И, однако, все ограниченное, приближающееся предполагает предел, к которому оно приближается. Поэтому если жизнь, нам данная и известная, держится лишь настолько, на сколько мы сами ограничены, то это только обнаруживает перед нами точный ее смысл. Без всякого сомнения истина и добро существуют не в том только относительном знании, каком они открываются нам, но, хотя скрытые от нас, они существуют и в абсолютных формах; и соответственно этому абсолютно существующему добру и абсолютной истине, есть и другая, более полная жизнь – за гробом. Потому что если уже иллюзия истины и иллюзия обладания добром даст нам силы жить; то истина и добро не иллюзорные содержат в себе неугасающий источник лучшей и вечной жизни; и, однако, здесь, на земле, всякое прикосновение к абсолютному было бы равнозначаще с прекращением жизни (деятельности). Следовательно, эта должная и невозможная жизнь есть, но только там, где оканчиваются условия земной жизни человека, т. е. для него – за гробом. В силу причин, о которых нам ничего не дано знать, человек должен почему-то вечно трудиться на земле, и для этого внушена ему надежда – чтобы он хотел трудиться, и наложено ограничение – чтобы он не переставал трудиться. Но подобно тому, как смутные, неясные и сбивчивые попытки решить математическую задачу вытекают именно из того, что для нее есть решение и даже в уме решающего есть что-то, что соответствует этому решению, но только искажено и неправильно, – так и вечно неудачный труд человека на земле указывает на что-то окончательное и уже удачное, что его ожидает, когда он окончит свой труд.

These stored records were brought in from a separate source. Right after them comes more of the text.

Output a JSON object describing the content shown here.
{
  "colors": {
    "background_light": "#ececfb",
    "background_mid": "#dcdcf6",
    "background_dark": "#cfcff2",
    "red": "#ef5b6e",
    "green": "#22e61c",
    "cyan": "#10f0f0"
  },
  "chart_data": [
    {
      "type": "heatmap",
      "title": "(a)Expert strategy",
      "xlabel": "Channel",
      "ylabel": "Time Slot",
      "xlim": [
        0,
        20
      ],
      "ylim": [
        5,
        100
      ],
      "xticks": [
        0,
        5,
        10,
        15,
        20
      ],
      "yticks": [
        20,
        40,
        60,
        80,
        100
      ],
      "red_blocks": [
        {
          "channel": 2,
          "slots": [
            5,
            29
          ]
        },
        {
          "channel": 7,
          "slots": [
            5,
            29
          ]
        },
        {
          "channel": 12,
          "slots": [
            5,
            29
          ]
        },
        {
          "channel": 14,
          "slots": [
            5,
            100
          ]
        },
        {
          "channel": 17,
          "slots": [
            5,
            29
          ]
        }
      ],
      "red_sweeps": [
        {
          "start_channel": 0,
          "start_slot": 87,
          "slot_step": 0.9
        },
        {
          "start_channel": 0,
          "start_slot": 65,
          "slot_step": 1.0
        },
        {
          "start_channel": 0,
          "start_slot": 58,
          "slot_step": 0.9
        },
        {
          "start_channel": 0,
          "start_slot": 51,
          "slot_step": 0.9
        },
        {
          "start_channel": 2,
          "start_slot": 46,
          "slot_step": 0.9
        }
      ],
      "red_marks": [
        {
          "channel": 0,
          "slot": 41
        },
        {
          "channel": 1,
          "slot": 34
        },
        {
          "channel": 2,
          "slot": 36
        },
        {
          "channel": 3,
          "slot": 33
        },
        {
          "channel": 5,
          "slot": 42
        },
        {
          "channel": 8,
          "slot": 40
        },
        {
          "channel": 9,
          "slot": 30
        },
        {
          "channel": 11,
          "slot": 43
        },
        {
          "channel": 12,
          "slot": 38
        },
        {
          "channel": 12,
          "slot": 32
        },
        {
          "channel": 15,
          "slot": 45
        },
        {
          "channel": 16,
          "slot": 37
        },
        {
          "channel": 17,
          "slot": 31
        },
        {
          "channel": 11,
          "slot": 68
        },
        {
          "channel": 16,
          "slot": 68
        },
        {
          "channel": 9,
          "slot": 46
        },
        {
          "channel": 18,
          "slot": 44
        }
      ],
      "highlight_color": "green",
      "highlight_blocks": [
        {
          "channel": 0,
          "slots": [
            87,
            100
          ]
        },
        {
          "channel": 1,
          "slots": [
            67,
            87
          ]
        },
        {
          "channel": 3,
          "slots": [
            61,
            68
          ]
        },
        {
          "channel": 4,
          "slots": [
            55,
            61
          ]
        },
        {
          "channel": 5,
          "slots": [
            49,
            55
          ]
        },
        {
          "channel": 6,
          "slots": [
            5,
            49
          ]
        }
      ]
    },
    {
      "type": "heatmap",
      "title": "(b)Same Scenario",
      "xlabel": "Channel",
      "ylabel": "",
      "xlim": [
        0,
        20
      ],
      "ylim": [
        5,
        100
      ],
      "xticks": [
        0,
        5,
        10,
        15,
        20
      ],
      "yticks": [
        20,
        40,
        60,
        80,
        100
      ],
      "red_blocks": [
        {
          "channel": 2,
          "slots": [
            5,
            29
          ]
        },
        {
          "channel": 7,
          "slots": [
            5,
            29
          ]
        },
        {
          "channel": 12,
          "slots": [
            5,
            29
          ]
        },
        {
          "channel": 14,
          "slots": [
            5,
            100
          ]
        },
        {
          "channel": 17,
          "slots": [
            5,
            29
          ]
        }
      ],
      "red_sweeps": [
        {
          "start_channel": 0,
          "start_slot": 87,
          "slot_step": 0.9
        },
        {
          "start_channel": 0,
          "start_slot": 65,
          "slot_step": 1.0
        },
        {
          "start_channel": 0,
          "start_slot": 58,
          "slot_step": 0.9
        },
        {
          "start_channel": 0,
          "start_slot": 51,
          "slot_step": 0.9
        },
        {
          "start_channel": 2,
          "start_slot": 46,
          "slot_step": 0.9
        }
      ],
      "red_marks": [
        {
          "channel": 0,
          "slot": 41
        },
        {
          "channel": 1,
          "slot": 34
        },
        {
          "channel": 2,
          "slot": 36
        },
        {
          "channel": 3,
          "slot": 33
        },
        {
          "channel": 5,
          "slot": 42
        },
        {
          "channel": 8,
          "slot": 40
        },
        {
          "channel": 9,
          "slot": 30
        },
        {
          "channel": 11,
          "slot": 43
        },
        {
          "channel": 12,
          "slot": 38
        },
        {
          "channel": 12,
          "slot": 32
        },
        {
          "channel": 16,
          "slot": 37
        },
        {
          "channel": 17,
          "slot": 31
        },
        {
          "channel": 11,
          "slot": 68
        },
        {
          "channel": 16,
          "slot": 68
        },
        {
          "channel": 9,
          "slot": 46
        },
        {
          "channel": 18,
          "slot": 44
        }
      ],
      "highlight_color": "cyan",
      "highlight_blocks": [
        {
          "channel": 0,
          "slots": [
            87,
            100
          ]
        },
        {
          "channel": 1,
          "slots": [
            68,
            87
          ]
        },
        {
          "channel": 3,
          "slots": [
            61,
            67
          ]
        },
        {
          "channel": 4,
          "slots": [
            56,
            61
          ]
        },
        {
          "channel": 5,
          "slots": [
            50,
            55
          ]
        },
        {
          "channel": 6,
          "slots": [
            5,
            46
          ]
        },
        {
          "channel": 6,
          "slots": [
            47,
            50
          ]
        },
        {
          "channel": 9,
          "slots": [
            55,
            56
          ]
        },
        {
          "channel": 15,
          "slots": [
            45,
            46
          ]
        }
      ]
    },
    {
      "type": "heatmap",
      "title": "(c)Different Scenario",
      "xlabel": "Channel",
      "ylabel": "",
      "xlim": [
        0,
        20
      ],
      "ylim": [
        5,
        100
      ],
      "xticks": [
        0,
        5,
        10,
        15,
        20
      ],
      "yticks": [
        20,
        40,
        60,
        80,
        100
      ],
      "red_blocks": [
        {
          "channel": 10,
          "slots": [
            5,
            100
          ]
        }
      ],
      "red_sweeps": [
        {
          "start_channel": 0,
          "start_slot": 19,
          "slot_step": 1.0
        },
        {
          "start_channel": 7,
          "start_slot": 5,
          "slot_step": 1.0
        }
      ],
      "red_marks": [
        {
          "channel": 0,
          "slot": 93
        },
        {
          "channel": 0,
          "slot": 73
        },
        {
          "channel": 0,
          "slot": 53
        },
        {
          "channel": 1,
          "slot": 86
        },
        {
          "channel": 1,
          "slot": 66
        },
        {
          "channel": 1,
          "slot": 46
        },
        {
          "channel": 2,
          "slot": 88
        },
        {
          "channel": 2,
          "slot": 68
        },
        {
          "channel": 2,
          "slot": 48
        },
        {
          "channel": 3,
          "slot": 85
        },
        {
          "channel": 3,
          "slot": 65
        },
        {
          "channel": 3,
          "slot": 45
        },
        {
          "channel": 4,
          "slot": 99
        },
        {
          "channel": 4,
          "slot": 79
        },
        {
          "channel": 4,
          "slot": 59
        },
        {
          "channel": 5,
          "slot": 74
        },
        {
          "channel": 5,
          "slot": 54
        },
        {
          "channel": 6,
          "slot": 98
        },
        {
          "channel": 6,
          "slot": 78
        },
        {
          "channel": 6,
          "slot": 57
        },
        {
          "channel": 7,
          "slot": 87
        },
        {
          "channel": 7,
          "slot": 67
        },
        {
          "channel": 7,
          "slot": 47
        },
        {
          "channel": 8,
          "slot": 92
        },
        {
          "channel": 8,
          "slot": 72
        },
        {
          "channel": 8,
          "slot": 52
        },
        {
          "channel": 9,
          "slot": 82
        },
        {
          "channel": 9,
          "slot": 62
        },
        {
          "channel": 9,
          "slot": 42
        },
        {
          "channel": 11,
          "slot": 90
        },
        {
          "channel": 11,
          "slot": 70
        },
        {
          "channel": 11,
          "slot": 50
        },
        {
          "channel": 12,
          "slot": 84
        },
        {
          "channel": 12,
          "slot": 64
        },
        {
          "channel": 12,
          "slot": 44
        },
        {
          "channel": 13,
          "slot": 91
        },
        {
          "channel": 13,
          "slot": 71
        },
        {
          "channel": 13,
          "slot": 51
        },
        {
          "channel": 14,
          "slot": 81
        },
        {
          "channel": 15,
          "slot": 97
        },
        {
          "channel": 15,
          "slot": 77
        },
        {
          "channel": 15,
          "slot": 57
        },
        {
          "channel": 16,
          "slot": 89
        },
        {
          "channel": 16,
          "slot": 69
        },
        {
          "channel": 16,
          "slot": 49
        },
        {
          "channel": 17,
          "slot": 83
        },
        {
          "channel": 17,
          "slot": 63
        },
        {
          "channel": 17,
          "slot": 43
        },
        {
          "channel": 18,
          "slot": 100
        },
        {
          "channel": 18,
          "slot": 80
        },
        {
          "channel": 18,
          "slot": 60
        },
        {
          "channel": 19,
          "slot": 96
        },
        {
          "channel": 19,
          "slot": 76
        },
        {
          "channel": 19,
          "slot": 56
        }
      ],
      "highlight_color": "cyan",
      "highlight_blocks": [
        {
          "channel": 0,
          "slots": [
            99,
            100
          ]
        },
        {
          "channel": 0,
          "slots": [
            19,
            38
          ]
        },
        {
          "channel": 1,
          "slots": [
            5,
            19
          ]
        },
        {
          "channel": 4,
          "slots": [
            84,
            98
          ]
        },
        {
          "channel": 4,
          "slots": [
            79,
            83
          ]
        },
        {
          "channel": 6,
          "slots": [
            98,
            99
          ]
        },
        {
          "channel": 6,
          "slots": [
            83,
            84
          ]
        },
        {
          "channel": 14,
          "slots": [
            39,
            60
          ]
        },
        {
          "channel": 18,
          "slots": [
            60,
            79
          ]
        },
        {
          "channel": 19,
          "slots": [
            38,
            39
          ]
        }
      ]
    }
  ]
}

Но, во всяком случае, это абсолютное не дано нам ни как знание, ни как ощущение, и жизнь наша проходит в формах, определяемых лишь частичным его ведением и частичным же ощущением. Мы снова возвращаемся к этой относительной жизни, самую широкую картину которой представляет собою всемирная история. В этой истории г. К. Леонтьев верно определил признак высшего напряжения жизни: это – разнообразие всех элементов живущего, стремление каждого из них утвердить себя через удаление от остального, через его (придание; однако через отрицание, не подавляющее прочего, но лишь удерживающее его от захвата в себя и ассимиляции с собою отрицающего элемента. Разнообразие положений, обособленность территорий и, прежде всего, богатство личного развития – вот простые и ясные признаки, по которым мы можем судить о большем или меньшем обилии жизни в целом, будет ли то народ, какая-нибудь историческая культура или, наконец, все человечество.